During the quest for his roots, there were many moments of reckoning where Atman stood face-to-face with a totally unknown and hitherto uncovered facet of his family history. One of the villagers showed him an old-fangled film projector which his paternal grandfather had requisitioned to show movies to the villagers. On seeing it, Atman broke down and sobbed like a child. “This is where I must have inherited my love for film-making. It was there in my genes,” he says in a choked voice.
There was also an element of surprise for the villagers who took Atman for a “videshi” brown sahib (westerni foreigner) and tried to converse with him in broken Hindi-English. They were taken aback when he talked back in fluent Bhojpuri!
Atman’s India trip proved to be a journey of discovery in more ways than one. He was appalled by the condition of the archives both in Lucknow and Chapra. “The records were kept in bundles of gunnybags in Chapra. There was no index. We managed to open 25 bags to check for info on Tarrowa village (my ancestral place), unfortunately most of the records were already moth-eaten and therefore unreadable. It was raining, the roof of the collectorate building was leaking, and most of the gunnybags were wet. Some were even floating. The condition of the State Archives in Lucknow was equally bad.”
Atman’s ancestors left their homeland due to the cruel exploitation by the zamindars (landlords), besides excruciating poverty and disease. But 150 years down the line, he says nothing seems to have changed. A note in his India diary reads: “There is still no infrastructure, no running water, no electricity, no proper housing, no sanitation. There is lawlessness, corruption, violation of human rights and the zamindars are still exploiting the poor.”
There were many other jarring notes too.
Recalls Atman, ‘I had written to the District Magistrate of Chapra a dozen times from Amsterdam. Leave alone a reply, there was not even an acknowledge-ment. Later when I visited Chapra, I saw all my e-mails adressed to him still in the PC at the collectorate.
The DM and his secretary told me they could not reply because they did not know how to use the computer!’ Shaking his head in utter disbelief, Atman adds cynically, “I guess instead of exporting its IITians abroad, India should keep them within the country.”

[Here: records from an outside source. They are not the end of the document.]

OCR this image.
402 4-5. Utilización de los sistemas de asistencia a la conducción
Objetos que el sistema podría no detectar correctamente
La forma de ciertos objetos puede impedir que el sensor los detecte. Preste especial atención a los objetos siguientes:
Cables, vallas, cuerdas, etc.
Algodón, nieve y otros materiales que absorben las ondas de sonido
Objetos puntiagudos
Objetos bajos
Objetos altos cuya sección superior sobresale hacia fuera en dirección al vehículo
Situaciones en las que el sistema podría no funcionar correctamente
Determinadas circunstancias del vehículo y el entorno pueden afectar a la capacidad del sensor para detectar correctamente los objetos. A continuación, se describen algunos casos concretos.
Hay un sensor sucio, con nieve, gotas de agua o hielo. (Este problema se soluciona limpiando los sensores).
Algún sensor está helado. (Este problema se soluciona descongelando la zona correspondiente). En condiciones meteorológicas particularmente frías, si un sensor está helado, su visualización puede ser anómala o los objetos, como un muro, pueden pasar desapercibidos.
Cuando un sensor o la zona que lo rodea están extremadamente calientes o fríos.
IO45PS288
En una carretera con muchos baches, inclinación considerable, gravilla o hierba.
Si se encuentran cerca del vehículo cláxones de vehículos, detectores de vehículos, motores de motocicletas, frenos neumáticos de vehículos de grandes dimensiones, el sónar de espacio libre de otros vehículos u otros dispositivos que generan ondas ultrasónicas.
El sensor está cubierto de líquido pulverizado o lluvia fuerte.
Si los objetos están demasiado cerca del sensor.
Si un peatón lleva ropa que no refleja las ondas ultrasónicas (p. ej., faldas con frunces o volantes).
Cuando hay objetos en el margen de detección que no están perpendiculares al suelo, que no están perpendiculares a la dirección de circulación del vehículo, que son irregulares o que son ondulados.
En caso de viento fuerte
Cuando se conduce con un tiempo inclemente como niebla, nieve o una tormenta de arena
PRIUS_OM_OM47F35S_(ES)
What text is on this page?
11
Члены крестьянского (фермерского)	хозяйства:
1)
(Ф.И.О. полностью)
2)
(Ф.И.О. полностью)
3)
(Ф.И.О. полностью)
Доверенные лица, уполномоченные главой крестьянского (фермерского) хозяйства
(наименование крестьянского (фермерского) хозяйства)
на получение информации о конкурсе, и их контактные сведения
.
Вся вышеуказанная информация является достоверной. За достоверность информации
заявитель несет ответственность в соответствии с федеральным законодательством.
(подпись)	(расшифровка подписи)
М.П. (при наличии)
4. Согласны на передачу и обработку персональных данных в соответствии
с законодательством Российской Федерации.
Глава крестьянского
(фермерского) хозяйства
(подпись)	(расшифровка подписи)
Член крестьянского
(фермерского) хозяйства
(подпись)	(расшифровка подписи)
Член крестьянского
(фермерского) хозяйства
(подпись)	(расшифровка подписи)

Unfortunately, the rigors of the trip took their toll on Atman and he fell sick while searching for Tarrowa village in Chapra, forcing him to abort his journey midway, and he returned to Amsterdam.
However, a rejuvenated, feisty Atman says, “This is not the end. I will be back in India to make a video-diary soon.”
For, as they say, tomorrow is yet another day, especially for someone who is looking for his yesterday.